2.2 A l’appui de son recours, A._______ a considéré que c’était à tort que
le SEM n’était pas entré en matière sur sa demande d’asile. Tout en
admettant avoir exprimé clairement sa volonté de retourner en Guinée, il a
justifié ses propos y relatifs par le fait qu’il était très affecté par le décès de
son fils. Il a soutenu que, dans la mesure où il avait indiqué, lors de son
audition sur les motifs du 23 juin 2016, que son retour n’était pas sans
risque, le SEM aurait dû l’interroger plus en détail sur ses motifs d’asile.
Cela étant, il a relevé avoir fait état d’une arrestation, laquelle entrait, selon
lui, dans la notion d’indice de persécution au sens large. Il a ajouté être
membre du « C._______ », avoir été arrêté en raison de son activité en
faveur de ce parti et informé par des camarades de celui-ci qu’il était
activement recherché par les autorités guinéennes. Il a ainsi requis l’entrée
en matière sur sa demande d’asile, afin qu’il puisse être entendu sur ses
motifs d’asile.
2.2.1 D’emblée, le Tribunal n’entend nullement mettre en doute l’émotion
qu’a pu susciter chez le prénommé la nouvelle – apprise peu de temps
avant son audition du 23 novembre 2015 – de la disparition tragique de
son fils. Il y a toutefois lieu de rappeler que le but de cette première audition
(également appelée audition sommaire ou audition sur les données
personnelles) est essentiellement d’identifier le requérant d’asile, le SEM
ayant alors la possibilité – et non l’obligation – de l’interroger, ceci de
manière sommaire, sur les motifs qui l’ont poussé à quitter son pays
E-2973/2017
Page 8
(cf. art. 26 al. 2 LAsi). Cela étant, le Tribunal constate que, sept mois après
cette première audition, soit le 23 juin 2016, l’intéressé a été entendu sur
ses motifs d’asile, au cours d’une audition au sens de l’art. 29 LAsi. Celui-ci
ne saurait donc prétendre à ce que le SEM entre en matière sur sa
demande d’asile pour ce motif. En outre, à la lecture du procès-verbal établi
à cette occasion, il ne ressort toutefois aucun élément permettant de
considérer que l’audition du 23 juin 2016 n’aurait pas été conduite de
manière adéquate, ni que A._______ aurait été empêché d’exposer, de
manière libre et spontanée, l’intégralité des faits l’ayant amené à requérir
l’asile. Le prénommé a d’ailleurs lui-même interrompu le cours de l’audition
mené par un collaborateur du SEM, étant désireux de dire « des choses »

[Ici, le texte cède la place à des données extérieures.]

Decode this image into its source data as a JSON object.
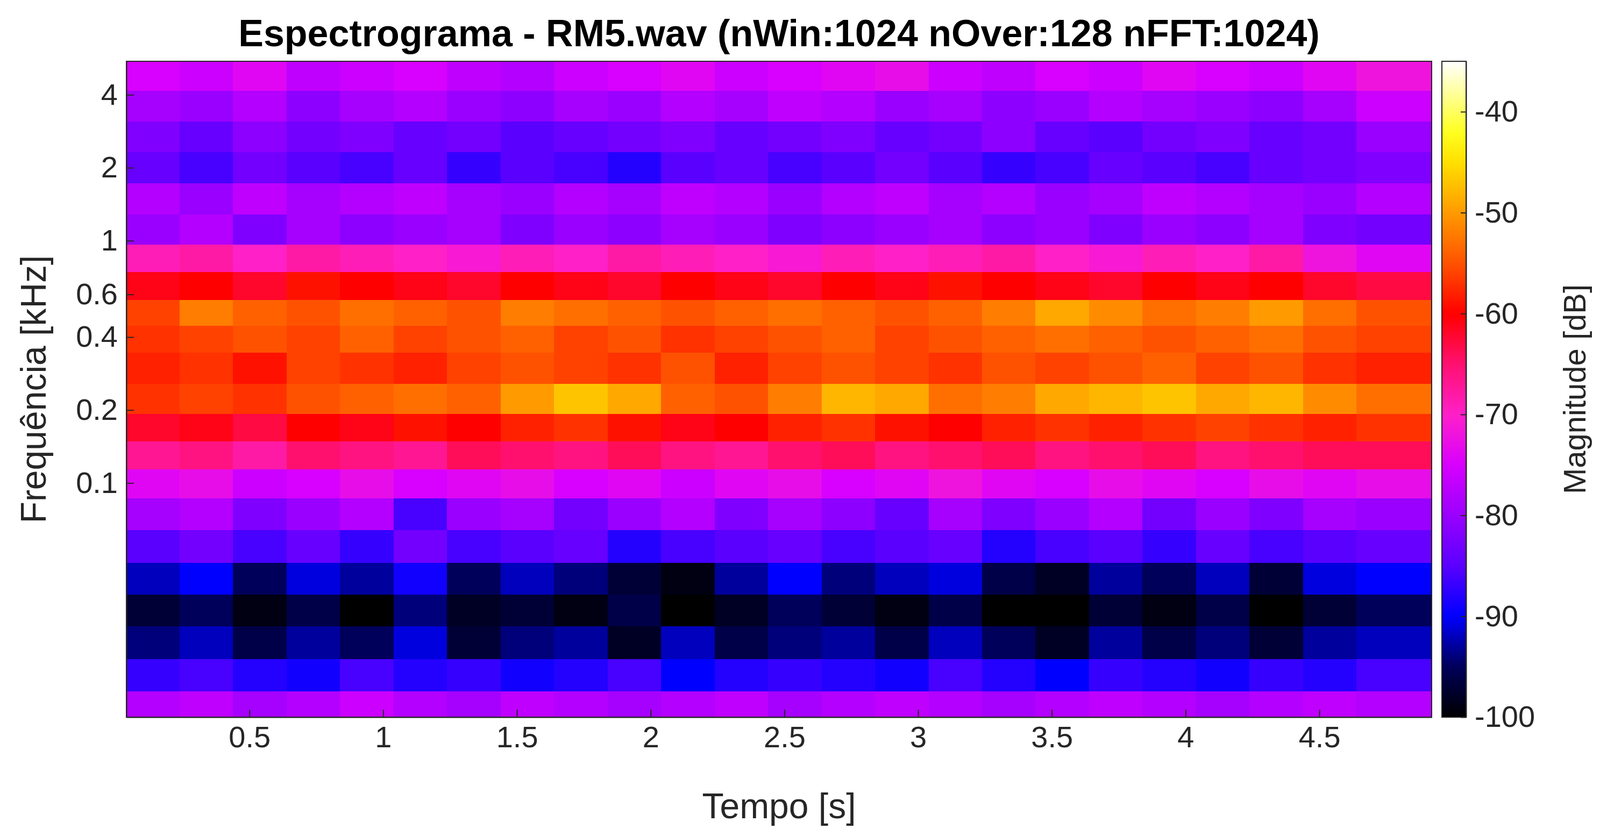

au lieu de répondre aux questions qui lui étaient posées (cf. audition sur
les motifs du 23 juin 2016 question 25 p. 4). Il a alors réitéré qu’après avoir
appris le décès de son enfant, il avait, dans un premier temps, voulu rentrer
immédiatement en Guinée, mais avait finalement souhaité attendre la fin
du traitement qu’il suivait à Genève, et que tel était donc son
« programme » (cf. audition sur les motifs du 23 juin 2016 question 26 p. 4).
L’auditeur lui a ensuite demandé s’il maintenait toujours sa demande
d’asile, ce qu’il a réfuté. Il l’a également invité à s’exprimer sur les risques
auxquels il s’exposait en cas de retour dans son pays. Sur ce point,
A._______ est toutefois resté extrêmement vague, admettant même être
dans l’incapacité de savoir ce qui pourrait lui arriver, ce d’autant plus qu’il
n’envisageait pas de rester à Conakry, mais de se rendre auprès de sa
famille à E._______ (cf. audition sur les motifs du 23 juin 2016 question 52
p. 6). Enfin, après avoir été convié à s’exprimer une dernière fois, il a
déclaré n’avoir rien à ajouter au « programme » qu’il venait d’exposer (cf.
audition sur les motifs du 23 juin 2016 question 54 p. 6). Force est donc de
constater que A._______ a eu tout loisir de s’exprimer sur les raisons qui
l’ont poussé à quitter son pays d’origine.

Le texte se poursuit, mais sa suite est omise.